Mankind has made some pretty big strides over the last fifty years or so as we strive for a better understanding of the universe and how it came to be. We’ve landed men on the moon, we’ve sent numerous robots to Mars, Venus and other bodies in the Solar System, and we now have a permanent presence in space.

But despite all of these impressive achievements, we’ve barely gotten any further to answering the two most important questions – how did the universe come about, and is mankind alone?

These are questions that have troubled our greatest scientists and thinkers for centuries, and aside from a whole bunch of theories, very few people have come up with any substantial answers. But while we may not be able to definitively answer these questions any time soon, our understanding of the universe is set to improve radically in the next few years, and it will all be thanks to big data.

Mapping The Universe

Many scientists argue that before we can really understand the universe and figure out what caused everything to be, we first need to know exactly what it is we’re dealing with. To this end, a group of 23 academic institutions from countries including the US, UK, Canada, France and China has created an organization called the Next Generation Virgo Cluster Survey (NGVS), which has announced extremely ambitious plans to map the Virgo Cluster that consists of as many as 2,000 galaxies.

See the entire Future Big Data Series on Pinterest and Springpad!


That might sound simple enough to you and me, but in truth it’s anything but. Mapping the Virgo Cluster in the kind of detail scientists want to is a truly monumental task that will necessitate the collection of vast amounts of data – we’re talking hundreds of terabytes here, says InfoWorld.com.
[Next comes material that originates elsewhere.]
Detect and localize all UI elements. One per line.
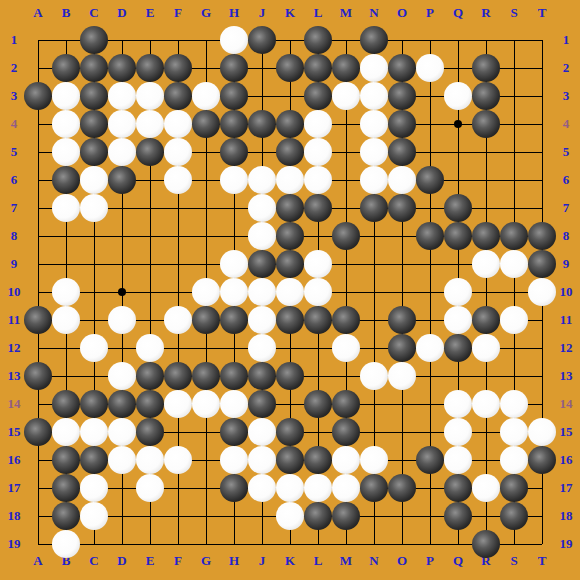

Much of the data has already been collected using the Canada-France-Hawaii Telescope (CFHT) located atop Hawaii’s Mauna Kea, which from 2009 to 2012 spent 140 nights carefully compiling photos of the Virgo Cluster. But the problem is that it’s one thing to collect all of these images of the cluster, and quite another to piece them all together into a coherent and accurate map.

The biggest problem with mapping star systems accurately is that scientists can’t be 100% sure which stars belong to the cluster, and which do not. Looking at the cluster through even the most powerful telescopes provides few clues as to which stars are actually a part of it, and which are located millions and millions of light years behind or in front of it.

To solve this problem, scientists are using a big data analysis technique known as ‘Machine Learning’ to positively identify which celestial objects in the photos belong to the Virgo Cluster and which do not. To this end, scientists adopted a highly advanced analysis engine known as SkyTree to do the legwork for them.

The advantage of SkyTree is that it can it can analyze data from just about any source – structured or otherwise – before massaging this and visualizing it in dozens of different ways.

With regards to the NVGS project, SkyTree applied its machine learning algorithm to known data from more than 20 million galaxies that have already been mapped to some extent. Using this data, SkyTree can then look at the images of the Virgo Cluster and automatically dismiss millions of stars that appear to fall outside of the distance range that would place them within the Virgo Cluster, saving scientists hundreds of man hours from doing this job manually.

There’s much work to be done, and even once SkyTree has managed to sort through all of the images, it will likely be some time before the scientists can piece together their final map of the Virgo Cluster. Even so, applying big data to astronomy in this way represents an important step forward, and hopefully, will help to advance our understanding of the universe in ways that we previously thought were impossible.